A recent report from IrishJobs.ie also cited inflation as a major concern for Irish workers making decisions about their careers right now.
“This latest survey shows that employees around the world are feeling empowered to leave jobs if their expectations are not met,” said Laura Flynn, head of people consulting at EY Ireland.
“As employers have increasingly provided flexible work approaches, higher pay is now the biggest motivation for changing jobs, particularly given rising inflation and available unfilled roles. This is a trend we are certainly starting to see here in Ireland also.”
More than a third of those searching for new roles (35pc) said that a salary increase was their main reason for deciding to leave. One-quarter said they were leaving to look for career growth.

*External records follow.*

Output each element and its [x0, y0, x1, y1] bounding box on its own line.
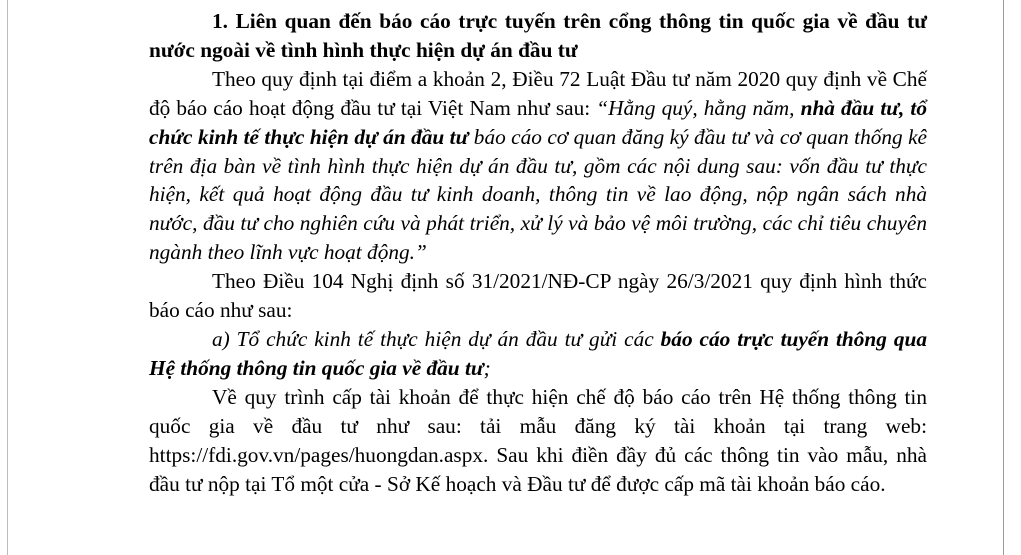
- paragraph-decree: Theo Điều 104 Nghị định số 31/2021/NĐ-CP ngày 26/3/2021 quy định hình thức báo cáo như sau:: [149, 269, 927, 323]
- right-page-edge: [1003, 0, 1004, 555]
- quote-start: “Hằng quý, hằng năm,: [596, 95, 801, 120]
- paragraph-intro: Theo quy định tại điểm a khoản 2, Điều 72 Luật Đầu tư năm 2020 quy định về Chế độ báo cáo hoạt động đầu tư tại Việt Nam như sau:: [149, 66, 927, 120]
- left-page-edge: [7, 0, 8, 555]
- paragraph-law-quote: [149, 65, 927, 267]
- item-a-text: a) Tổ chức kinh tế thực hiện dự án đầu tư gửi các: [212, 326, 661, 351]
- item-a-bold: báo cáo trực tuyến thông qua Hệ thống thông tin quốc gia về đầu tư: [149, 326, 927, 380]
- item-a-end: ;: [483, 355, 491, 380]
- quote-bold: nhà đầu tư, tổ chức kinh tế thực hiện dự án đầu tư: [149, 95, 927, 149]
- paragraph-account-process: Về quy trình cấp tài khoản để thực hiện chế độ báo cáo trên Hệ thống thông tin quốc gia về đầu tư như sau: tải mẫu đăng ký tài khoản tại trang web: https://fdi.gov.vn/pages/huongdan.aspx. Sau khi điền đầy đủ các thông tin vào mẫu, nhà đầu tư nộp tại Tổ một cửa - Sở Kế hoạch và Đầu tư để được cấp mã tài khoản báo cáo.: [149, 384, 927, 496]
- paragraph-item-a: [149, 325, 927, 383]
- document-page: [149, 7, 927, 498]
- section-heading: 1. Liên quan đến báo cáo trực tuyến trên cổng thông tin quốc gia về đầu tư nước ngoài về tình hình thực hiện dự án đầu tư: [149, 9, 927, 62]
- quote-end: báo cáo cơ quan đăng ký đầu tư và cơ quan thống kê trên địa bàn về tình hình thực hiện dự án đầu tư, gồm các nội dung sau: vốn đầu tư thực hiện, kết quả hoạt động đầu tư kinh doanh, thông tin về lao động, nộp ngân sách nhà nước, đầu tư cho nghiên cứu và phát triển, xử lý và bảo vệ môi trường, các chỉ tiêu chuyên ngành theo lĩnh vực hoạt động.”: [149, 124, 927, 265]
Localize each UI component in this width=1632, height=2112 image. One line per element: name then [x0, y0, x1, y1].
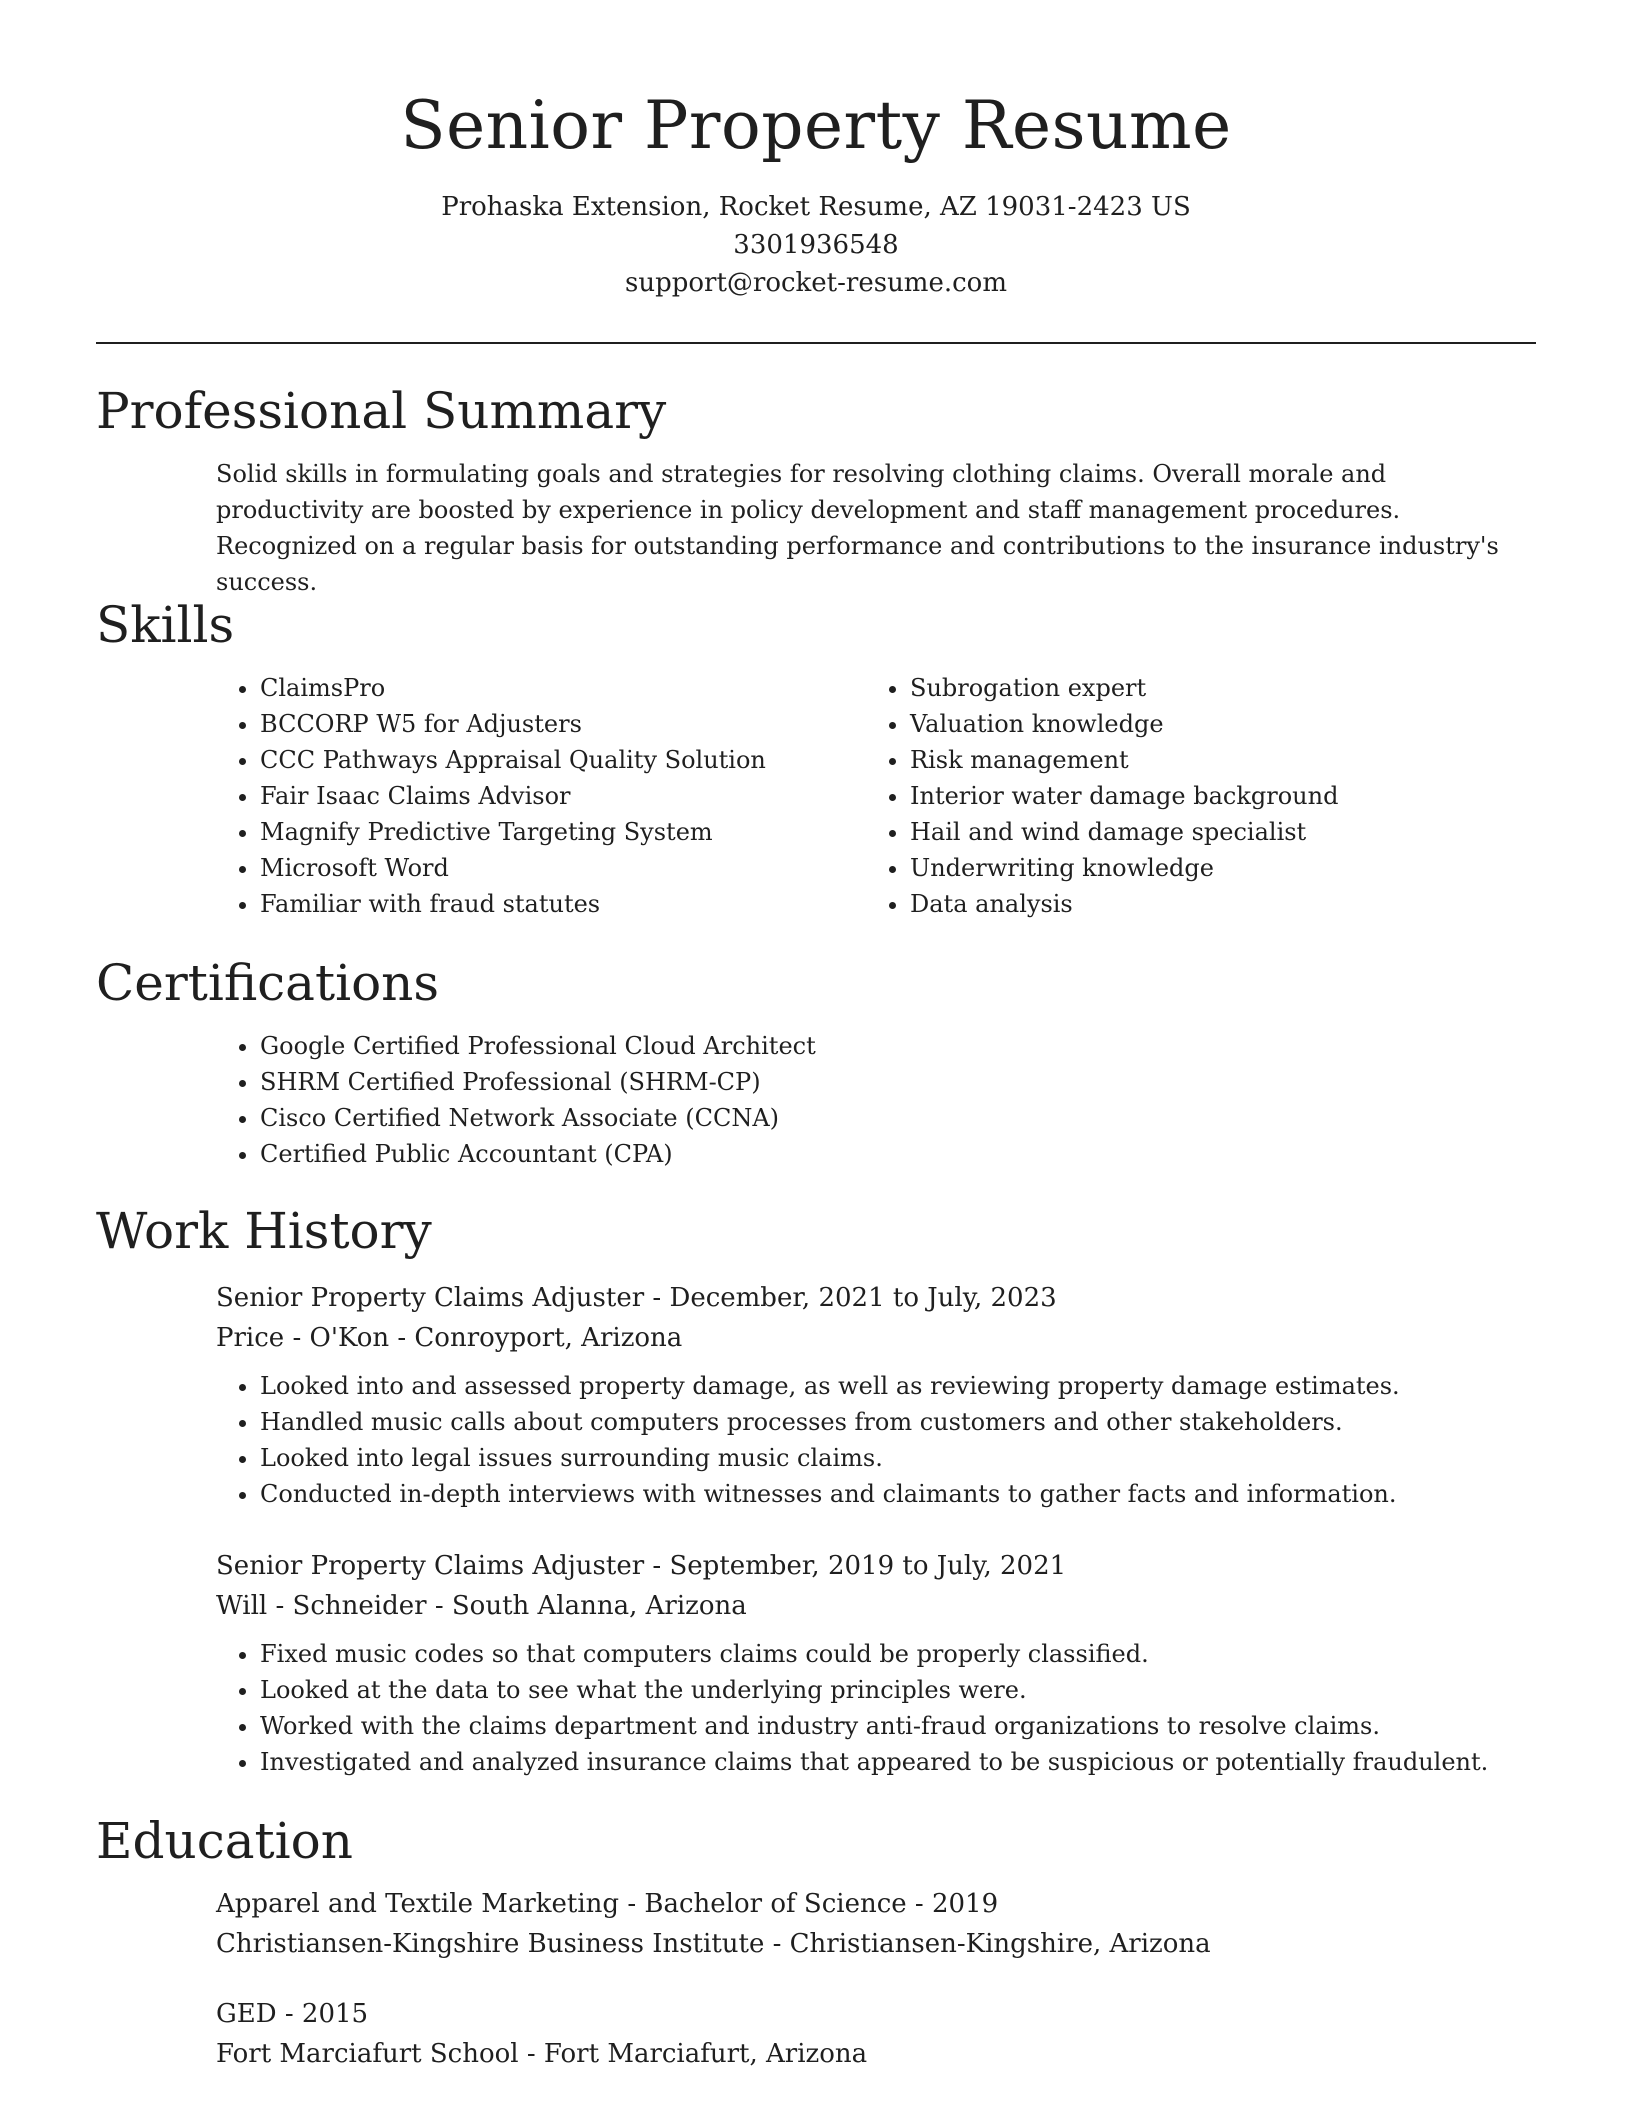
job-company-line: Price - O'Kon - Conroyport, Arizona — [216, 1323, 683, 1353]
skill-item: • Risk management — [910, 742, 1516, 778]
skill-item: • CCC Pathways Appraisal Quality Solution — [260, 742, 866, 778]
phone: 3301936548 — [733, 230, 899, 260]
job-bullets — [96, 1368, 1536, 1512]
address: Prohaska Extension, Rocket Resume, AZ 19031-2423 US — [441, 192, 1191, 222]
job-bullet: • Worked with the claims department and industry anti-fraud organizations to resolve claims. — [260, 1708, 1536, 1744]
skills-columns — [216, 670, 1536, 922]
summary-section — [96, 378, 1536, 600]
job-bullet: • Conducted in-depth interviews with witnesses and claimants to gather facts and information. — [260, 1476, 1536, 1512]
job-entry — [216, 1546, 1536, 1780]
certification-item: • Certified Public Accountant (CPA) — [260, 1136, 1516, 1172]
certification-item: • Cisco Certified Network Associate (CCNA) — [260, 1100, 1516, 1136]
skills-list-left — [216, 670, 866, 922]
resume-header — [0, 0, 1632, 302]
job-title-line: Senior Property Claims Adjuster - December, 2021 to July, 2023 — [216, 1283, 1057, 1313]
contact-block — [0, 188, 1632, 302]
skill-item: • Hail and wind damage specialist — [910, 814, 1516, 850]
skill-item: • Fair Isaac Claims Advisor — [260, 778, 866, 814]
skill-item: • Magnify Predictive Targeting System — [260, 814, 866, 850]
job-entry — [216, 1278, 1536, 1512]
skill-item: • ClaimsPro — [260, 670, 866, 706]
summary-text: Solid skills in formulating goals and strategies for resolving clothing claims. Overall morale and productivity are boosted by experience in policy development and staff management procedures. Recognized on a regular basis for outstanding performance and contributions to the insurance industry's success. — [216, 460, 1499, 596]
degree-line: Apparel and Textile Marketing - Bachelor of Science - 2019 — [216, 1889, 999, 1919]
education-entry — [216, 1994, 1536, 2074]
skill-item: • Subrogation expert — [910, 670, 1516, 706]
skill-item: • Data analysis — [910, 886, 1516, 922]
school-line: Christiansen-Kingshire Business Institute - Christiansen-Kingshire, Arizona — [216, 1929, 1211, 1959]
skill-item: • Valuation knowledge — [910, 706, 1516, 742]
certifications-columns — [216, 1028, 1536, 1172]
certifications-heading: Certifications — [96, 954, 440, 1012]
work-history-section — [96, 1198, 1536, 1780]
skill-item: • Familiar with fraud statutes — [260, 886, 866, 922]
education-entry — [216, 1884, 1536, 1964]
work-history-heading: Work History — [96, 1202, 432, 1260]
skill-item: • Microsoft Word — [260, 850, 866, 886]
summary-heading: Professional Summary — [96, 382, 667, 440]
degree-line: GED - 2015 — [216, 1999, 369, 2029]
certifications-list — [216, 1028, 1516, 1172]
skill-item: • Interior water damage background — [910, 778, 1516, 814]
skills-heading: Skills — [96, 596, 235, 654]
job-bullet: • Fixed music codes so that computers claims could be properly classified. — [260, 1636, 1536, 1672]
certification-item: • Google Certified Professional Cloud Architect — [260, 1028, 1516, 1064]
header-divider — [96, 342, 1536, 344]
job-bullet: • Looked into legal issues surrounding music claims. — [260, 1440, 1536, 1476]
skills-column-left — [216, 670, 866, 922]
job-bullets — [96, 1636, 1536, 1780]
school-line: Fort Marciafurt School - Fort Marciafurt, Arizona — [216, 2039, 868, 2069]
email: support@rocket-resume.com — [624, 268, 1007, 298]
education-section — [96, 1808, 1536, 2074]
job-bullet: • Handled music calls about computers processes from customers and other stakeholders. — [260, 1404, 1536, 1440]
certification-item: • SHRM Certified Professional (SHRM-CP) — [260, 1064, 1516, 1100]
skills-column-right — [866, 670, 1516, 922]
job-company-line: Will - Schneider - South Alanna, Arizona — [216, 1591, 747, 1621]
job-title-line: Senior Property Claims Adjuster - September, 2019 to July, 2021 — [216, 1551, 1067, 1581]
job-bullet: • Investigated and analyzed insurance claims that appeared to be suspicious or potentially fraudulent. — [260, 1744, 1536, 1780]
skills-section — [96, 592, 1536, 922]
skill-item: • Underwriting knowledge — [910, 850, 1516, 886]
education-heading: Education — [96, 1812, 353, 1870]
job-bullet: • Looked at the data to see what the underlying principles were. — [260, 1672, 1536, 1708]
skill-item: • BCCORP W5 for Adjusters — [260, 706, 866, 742]
certifications-section — [96, 950, 1536, 1172]
resume-title: Senior Property Resume — [400, 87, 1232, 164]
skills-list-right — [866, 670, 1516, 922]
job-bullet: • Looked into and assessed property damage, as well as reviewing property damage estimates. — [260, 1368, 1536, 1404]
certifications-column — [216, 1028, 1516, 1172]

Professionals in the technology and hardware sectors were most eager to leave, with 60pc saying they were likely to quit their jobs this year.
In the survey, 42pc of workers said that pay increases would be the key to addressing staff turnover – but only 18pc of employers agreed with this.
Flexible working arrangements were less of a priority for those considering leaving a job, with only 19pc saying they were seeking remote work flexibility from a new job. By contrast, last year’s EY survey found that flexibility was the biggest factor for people leaving their jobs.
That is not to say that workers do not want flexible working practices, as 80pc of employees said they want to work remotely at least two days a week. It seems employers have also adjusted to this shift as only a minority (22pc) said they wanted workers back in the office five days a week.
Employees seem to be happier with their workplaces’ corporate cultures, with 61pc saying they had seen improvements.
However, this may not be the case for all employees. Deloitte’s recent Women @ Work report found that almost 40pc of women surveyed are actively looking for a new employer, citing burnout as the main reason for leaving.
Of late, there have been mixed views on how remote working could impact women, with some saying it is beneficial for work-life balance and others suggesting it could lead to proximity bias and an ‘old boys’ club’ mentality in offices.
Deloitte surveyed almost 5,000 working women across 10 countries. It found that mental wellbeing and a healthy work-life balance remain elusive for most women, while experiences of harassment and microaggressions are on the rise.
Hybrid work may be posing issues, with nearly 60pc of women surveyed saying they had been kept from meetings, decisions or informal interactions.